Sur les frais irrépétibles
Il résulte des dispositions de l’article 700 du code de procédure civile que dans toutes les instances, le juge condamne la partie tenue aux dépens ou, à défaut, la partie perdante, à payer à l’autre partie la somme qu’il détermine, au titre des frais exposés et non compris dans les dépens. Le juge tient compte de l’équité ou de la situation économique de la partie condamnée. Il peut, même d’office, pour des raisons tirées des mêmes considérations, dire qu’il n’y a pas lieu à cette condamnation.
Compte tenu des circonstances de l’espèce, il sera dit n’y avoir lieu à condamnation au titre de l’article 700 du code de procédure civile.

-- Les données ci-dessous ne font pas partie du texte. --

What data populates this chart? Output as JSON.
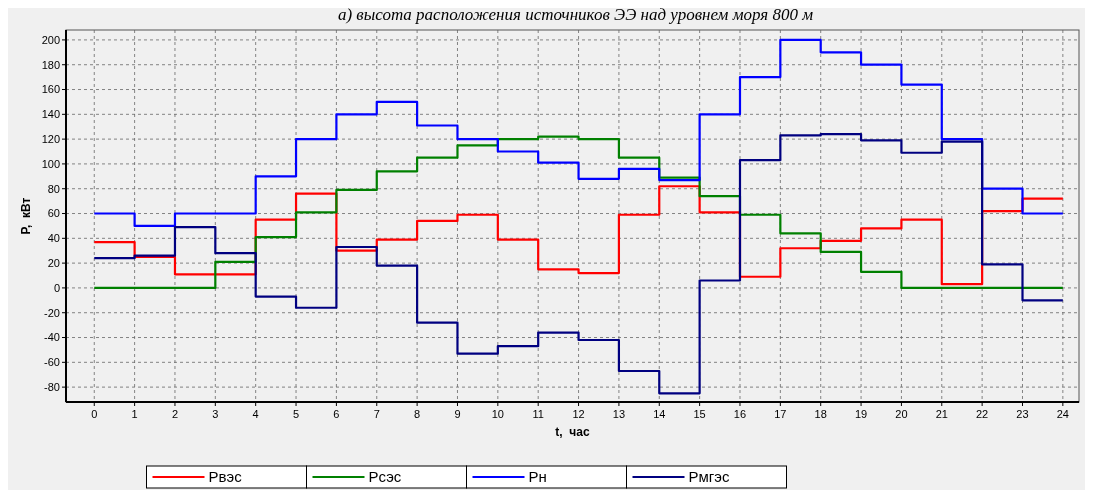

Sur l’exécution provisoire
Conformément à l’article 514 du code de procédure civile, il convient de rappeler que l’exécution provisoire est de droit.
PAR CES MOTIFS
Le juge des contentieux de la protection, statuant par mise à disposition au greffe, par jugement contradictoire et en premier ressort,
DECLARE recevable l’action aux fins de constat de la résiliation du bail pour loyers et charges impayés ;
CONSTATE que les conditions d’acquisition de la clause résolutoire pour loyers et charges impayés au bail conclu le 10 juillet 2019 entre la SA VALLOIRE HABITAT et Madame [C] [K] concernant le logement situé [Adresse 4], n° de local 12-42-2201-01-0009, objet du bail, sont réunies à la date du 14 février 2024 et que le bail est donc résilié à cette date ;
SUSPEND les effets de cette clause insérée dans ledit bail ;
CONDAMNE Madame [C] [K] à verser à la SA VALLOIRE HABITAT, prise en la personne de son représentant légal, la somme de 104,24 euros, terme du mois d’octobre 2024 inclus, avec intérêts au taux légal à compter de la signification de la présente décision, au titre des loyers, charges et indemnités d’occupation ;
AUTORISE Madame [C] [K] à s’acquitter de cette somme, outre le loyer et les charges courants, en 2 mensualités successives, la 1ère de 50 euros et la 2nde mensualité devra soldera la dette ;
PRECISE que chaque mensualité devra intervenir avant le 10 de chaque mois et pour la première fois avant le 10 du mois suivant la signification du présent jugement ;
DIT qu’en revanche, toute mensualité, qu’elle soit due au titre du loyer et des charges courants ou de l’arriéré, restée impayée sept jours après l’envoi d’une mise en demeure par lettre recommandée avec avis de réception justifiera :
* que la clause résolutoire retrouve son plein effet ;
* que le solde de la dette devienne immédiatement exigible ;
* qu’à défaut pour Madame [C] [K] d’avoir volontairement libéré les lieux dans les deux mois de la délivrance d’un commandement de quitter les lieux, la SA VALLOIRE HABITAT puisse faire procéder à son expulsion ainsi qu’à celle de tous les occupants de son chef, avec le concours d’un serrurier et de la force publique si besoin est ;
* que Madame [C] [K] soit condamnée à verser à la SA VALLOIRE HABITAT, prise en la personne de son représentant légal, une indemnité mensuelle d’occupation provisionnelle égale au montant du loyer et des charges soit 695,52 euros, jusqu’à la date de la libération définitive des lieux caractérisée par la remise des clés ;
CONDAMNE Madame [C] [K] aux entiers dépens de la présente instance, en ce compris le coût du commandement de payer et de l’assignation ;
DEBOUTE la SA VALLOIRE HABITAT de sa demande au titre de l’article 700 du code de procédure civile ;
REJETTE toutes autres demandes ;
RAPPELLE que l’exécution provisoire est de droit ;
Ainsi jugé et prononcé par mise à disposition du jugement au greffe du juge des contentieux de la protection du tribunal judiciaire, le 14 janvier 2025, les parties en ayant été préalablement avisées dans les conditions prévues au deuxième alinéa de l’article 450 du Code de procédure civile, la minute étant signée par S. GIUSTRANTI, juge des contentieux de la protection, et par D. STRUS, greffière.